The Myth of the Overnight Sensation
Like weight loss, it takes time and hard work for most products and services to achieve critical mass, yet time and time again many products are perceived and billed as overnight sensations. If history is any indication, the overnight sensation is generally a myth. For instance, e-readers are being touted as one of the top “hot” holiday items for this holiday. Amazon.com states on its website that its Kindle e-reader device is “the #1 Bestselling, #1 Most Wished For, and #1 Most Gifted Item on Amazon” meaning Amazon expects to sell quite a lot of these devices this Black Friday and Cyber Monday. The Kindle is also the second product featured in CNET’s 2009 Ultimate Holiday Tech Guide and yet Kindle, in its initial incarnation, debuted over two years ago on November 17, 2007. This isn’t to say that Kindle and its like aren’t a great holiday gift; it just isn’t the “overnight” sensation that many will claim it to be as the device is on track to sell over 1 million units this year.

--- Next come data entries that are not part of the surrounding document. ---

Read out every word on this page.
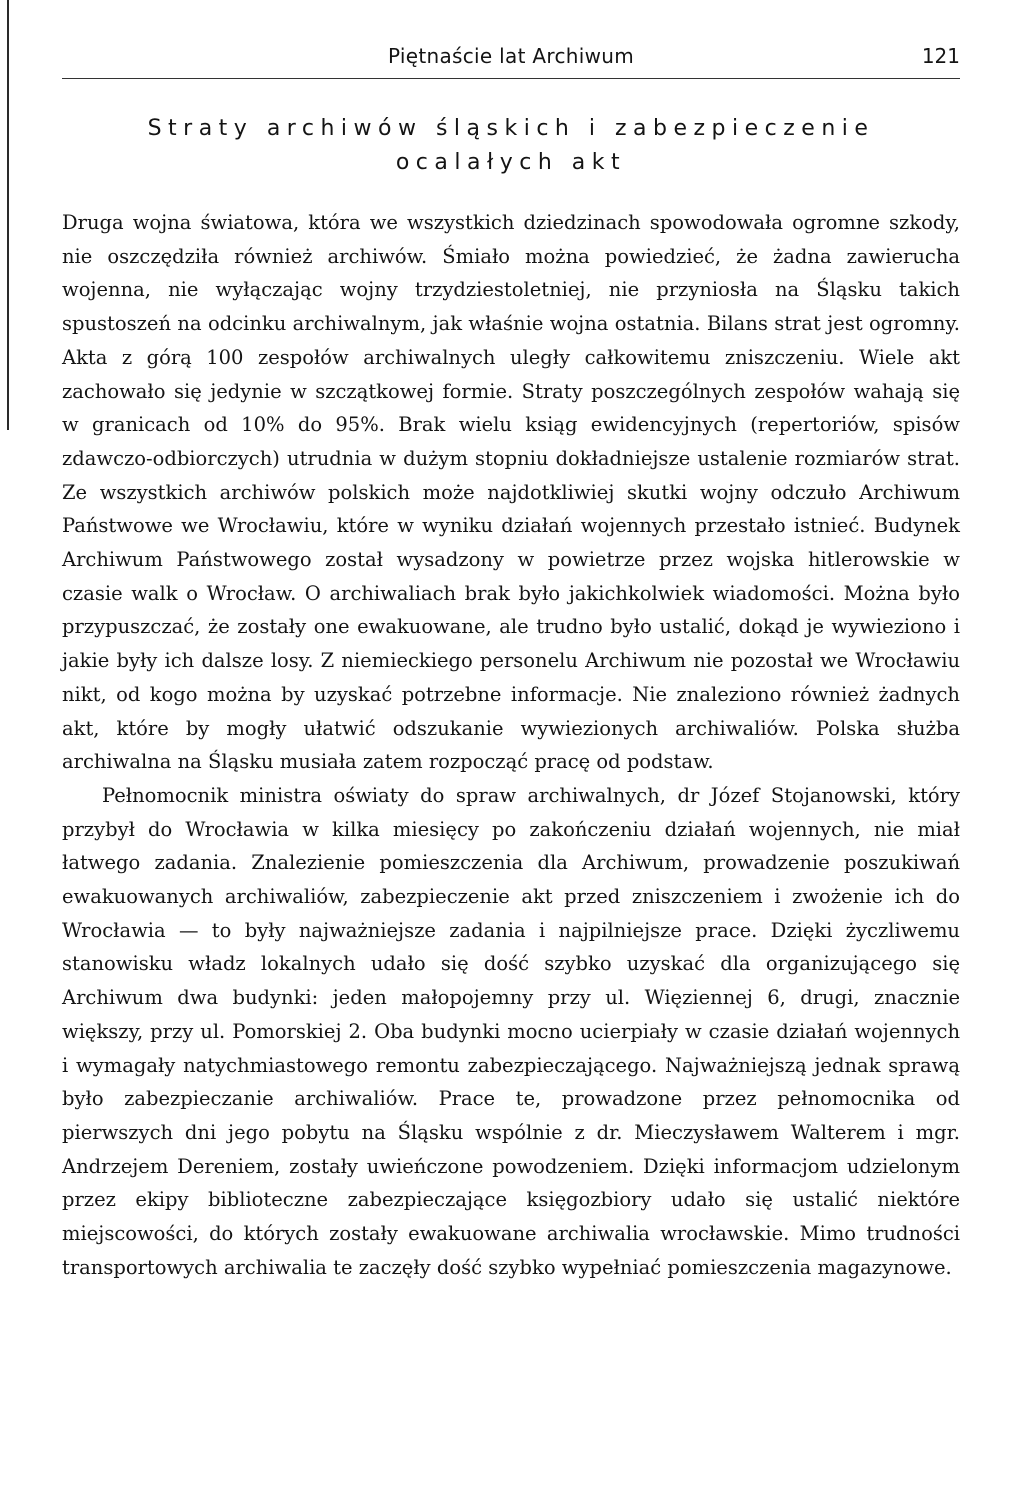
Piętnaście lat Archiwum	121
Straty archiwów śląskich i zabezpieczenie
ocalałych akt

Druga wojna światowa, która we wszystkich dziedzinach spowodowała ogromne szkody, nie oszczędziła również archiwów. Śmiało można powiedzieć, że żadna zawierucha wojenna, nie wyłączając wojny trzydziestoletniej, nie przyniosła na Śląsku takich spustoszeń na odcinku archiwalnym, jak właśnie wojna ostatnia. Bilans strat jest ogromny. Akta z górą 100 zespołów archiwalnych uległy całkowitemu zniszczeniu. Wiele akt zachowało się jedynie w szczątkowej formie. Straty poszczególnych zespołów wahają się w granicach od 10% do 95%. Brak wielu ksiąg ewidencyjnych (repertoriów, spisów zdawczo-odbiorczych) utrudnia w dużym stopniu dokładniejsze ustalenie rozmiarów strat. Ze wszystkich archiwów polskich może najdotkliwiej skutki wojny odczuło Archiwum Państwowe we Wrocławiu, które w wyniku działań wojennych przestało istnieć. Budynek Archiwum Państwowego został wysadzony w powietrze przez wojska hitlerowskie w czasie walk o Wrocław. O archiwaliach brak było jakichkolwiek wiadomości. Można było przypuszczać, że zostały one ewakuowane, ale trudno było ustalić, dokąd je wywieziono i jakie były ich dalsze losy. Z niemieckiego personelu Archiwum nie pozostał we Wrocławiu nikt, od kogo można by uzyskać potrzebne informacje. Nie znaleziono również żadnych akt, które by mogły ułatwić odszukanie wywiezionych archiwaliów. Polska służba archiwalna na Śląsku musiała zatem rozpocząć pracę od podstaw.

Pełnomocnik ministra oświaty do spraw archiwalnych, dr Józef Stojanowski, który przybył do Wrocławia w kilka miesięcy po zakończeniu działań wojennych, nie miał łatwego zadania. Znalezienie pomieszczenia dla Archiwum, prowadzenie poszukiwań ewakuowanych archiwaliów, zabezpieczenie akt przed zniszczeniem i zwożenie ich do Wrocławia — to były najważniejsze zadania i najpilniejsze prace. Dzięki życzliwemu stanowisku władz lokalnych udało się dość szybko uzyskać dla organizującego się Archiwum dwa budynki: jeden małopojemny przy ul. Więziennej 6, drugi, znacznie większy, przy ul. Pomorskiej 2. Oba budynki mocno ucierpiały w czasie działań wojennych i wymagały natychmiastowego remontu zabezpieczającego. Najważniejszą jednak sprawą było zabezpieczanie archiwaliów. Prace te, prowadzone przez pełnomocnika od pierwszych dni jego pobytu na Śląsku wspólnie z dr. Mieczysławem Walterem i mgr. Andrzejem Dereniem, zostały uwieńczone powodzeniem. Dzięki informacjom udzielonym przez ekipy biblioteczne zabezpieczające księgozbiory udało się ustalić niektóre miejscowości, do których zostały ewakuowane archiwalia wrocławskie. Mimo trudności transportowych archiwalia te zaczęły dość szybko wypełniać pomieszczenia magazynowe.
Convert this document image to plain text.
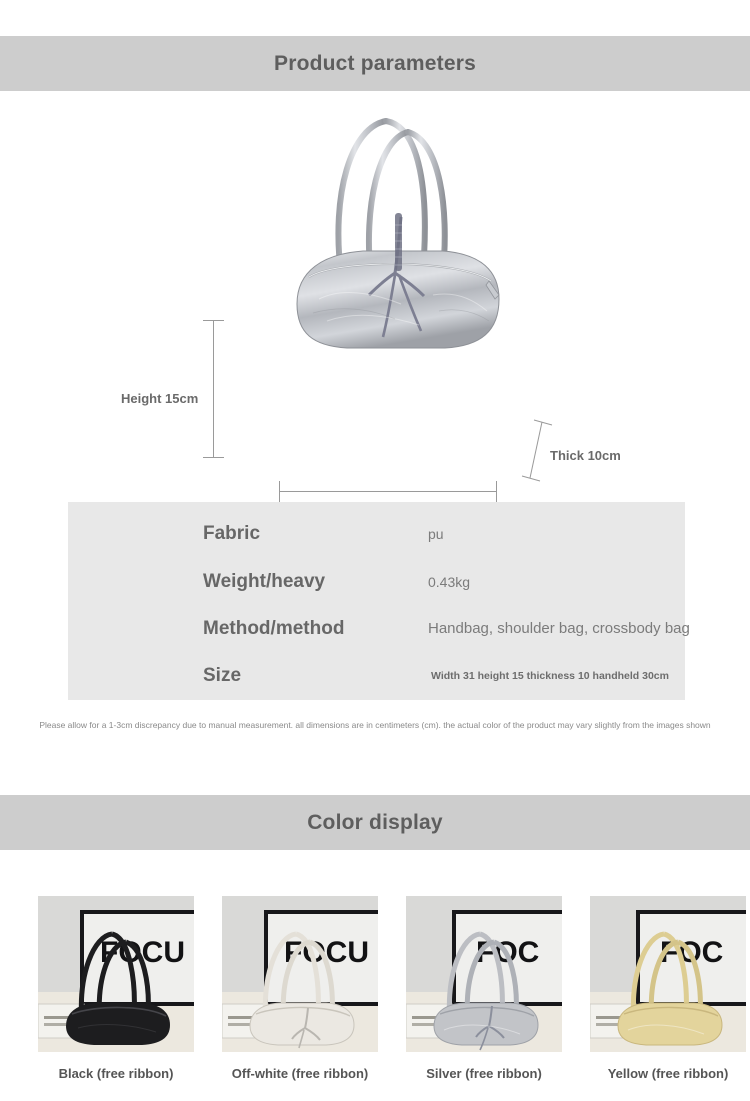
Product parameters
Height 15cm
Thick 10cm
Fabric	pu
Weight/heavy	0.43kg
Method/method	Handbag, shoulder bag, crossbody bag
Size	Width 31 height 15 thickness 10 handheld 30cm
Please allow for a 1-3cm discrepancy due to manual measurement. all dimensions are in centimeters (cm). the actual color of the product may vary slightly from the images shown
Color display
FOCU
Black (free ribbon)
FOCU
Off-white (free ribbon)
FOC
Silver (free ribbon)
FOC
Yellow (free ribbon)
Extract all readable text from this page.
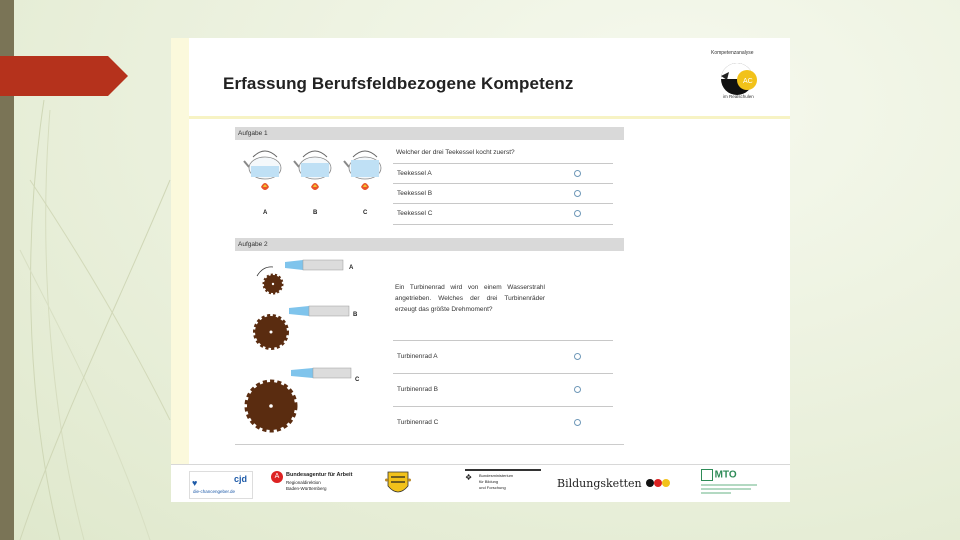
Erfassung Berufsfeldbezogene Kompetenz	AC
Kompetenzanalyse
im Realschulen
Aufgabe 1
A	B	C
Welcher der drei Teekessel kocht zuerst?
Teekessel A
Teekessel B
Teekessel C
Aufgabe 2
A
B
C
Ein Turbinenrad wird von einem Wasserstrahl angetrieben. Welches der drei Turbinenräder erzeugt das größte Drehmoment?
Turbinenrad A
Turbinenrad B
Turbinenrad C
♥	cjd
die-chancengeber.de
A	Bundesagentur für Arbeit
Regionaldirektion
Baden-Württemberg
❖ Bundesministerium
für Bildung
und Forschung	Bildungsketten
MTO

Twitter launched in 2006 and became a media darling in 2009. Wikipedia’s (another overnight sensation) entry on Twitter references 142 media articles, all penned in 2009 and everyone from Barack Obama and CNN to you next door neighbor were not only tweeting but also talking about how they were tweeting. Quantcast, a measurement company, has estimated (Twitter does not disclose usage numbers) that roughly 30 million people were tweeting in July 2009, quite a leap from Twitter’s traffic in July 2007 and 2008 for which estimates were merely a blip on the radar screen. Again, not quite the overnight sensation it appears to be.
Then there’s one of the most recognizable consumer electronics products: Apple’s iPod. The first iPod launched in October 2001 and sold a whopping 125,000 units by the end of December 2001. It wasn’t until 2004 – three years later- that the iPod dominated digital music player sales and you saw more than two million consumers were walking around with those now-familiar white ear buds in their ears, bobbing their heads to their favorite tunes. By April 9, 2007 Apple announced that it had sold the 100 millionth iPod. That’s a lot of iPods, surely enough to circle the earth several times over.
So next time you hear about an overnight sensation, keep in mind that it took a not only a product or service that did something new and different, but a whole lot of hard work by many people over a sustained period of time to create that “instant” hit.